The germ line produces gametes that transmit genetic and epigenetic information to the next generation. Maintenance of germ cells and development of gametes require germ granules-well-conserved membraneless and RNA-rich organelles. The composition of germ granules is elusive owing to their dynamic nature and their exclusive expression in the germ line. Using Caenorhabditis elegans germ granule, called P granule, as a model system, we employed a proximity-based labeling method in combination with mass spectrometry to comprehensively define its protein components. This set of experiments identified over 200 proteins, many of which contain intrinsically disordered regions (IDRs). An RNA interference-based screen identified factors that are essential for P granule assembly, notably EGGD-1 and EGGD-2, two putative LOTUS-domain proteins. Loss of eggd-1 and eggd-2 results in separation of P granules from the nuclear envelope, germline atrophy, and reduced fertility. We show that IDRs of EGGD-1 are required to anchor EGGD-1 to the nuclear periphery while its LOTUS domains are required to promote the perinuclear localization of P granules. Taken together, our work expands the repertoire of P granule constituents and provides new insights into the role of LOTUS-domain proteins in germ granule organization.

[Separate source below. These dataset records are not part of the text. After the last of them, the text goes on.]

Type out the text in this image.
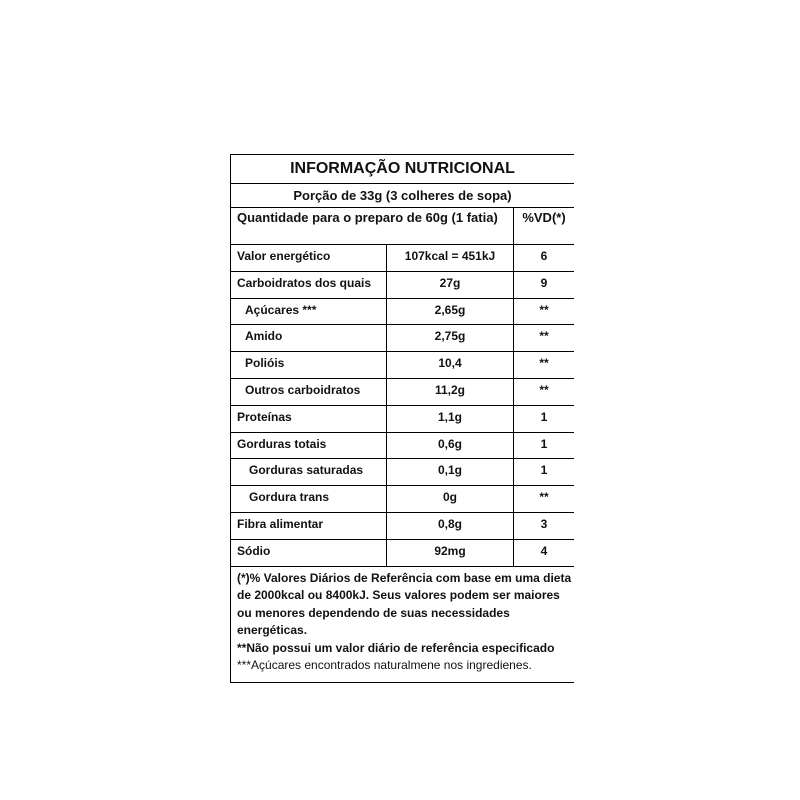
INFORMAÇÃO NUTRICIONAL
Porção de 33g (3 colheres de sopa)
Quantidade para o preparo de 60g (1 fatia)	%VD(*)
Valor energético	107kcal = 451kJ	6
Carboidratos dos quais	27g	9
Açúcares ***	2,65g	**
Amido	2,75g	**
Polióis	10,4	**
Outros carboidratos	11,2g	**
Proteínas	1,1g	1
Gorduras totais	0,6g	1
Gorduras saturadas	0,1g	1
Gordura trans	0g	**
Fibra alimentar	0,8g	3
Sódio	92mg	4
(*)% Valores Diários de Referência com base em uma dieta de 2000kcal ou 8400kJ. Seus valores podem ser maiores ou menores dependendo de suas necessidades energéticas.
**Não possui um valor diário de referência especificado
***Açúcares encontrados naturalmene nos ingredienes.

pre-piRNA trimming and 2'-O-methylation protect piRNAs from 3' tailing and degradation in C. elegans.

The Piwi-interacting RNA (piRNA) pathway suppresses transposable elements and promotes fertility in diverse organisms. Maturation of piRNAs involves pre-piRNA trimming followed by 2'-O-methylation at their 3' termini. Here, we report that the 3' termini of Caenorhabditis elegans piRNAs are subject to nontemplated nucleotide addition, and piRNAs with 3' addition exhibit extensive base-pairing interaction with their target RNAs. Animals deficient for PARN-1 (pre-piRNA trimmer) and HENN-1 (2'-O-methyltransferase) accumulate piRNAs with 3' nontemplated nucleotides. In henn-1 mutants, piRNAs are shortened prior to 3' addition, whereas long isoforms of untrimmed piRNAs are preferentially modified in parn-1 mutant animals. Loss of either PARN-1 or HENN-1 results in modest reduction in steady-state levels of piRNAs. Deletion of both enzymes leads to depletion of piRNAs, desilenced piRNA targets, and impaired fecundity. Together, our findings suggest that pre-piRNA trimming and 2'-O-methylation act collaboratively to protect piRNAs from tailing and degradation.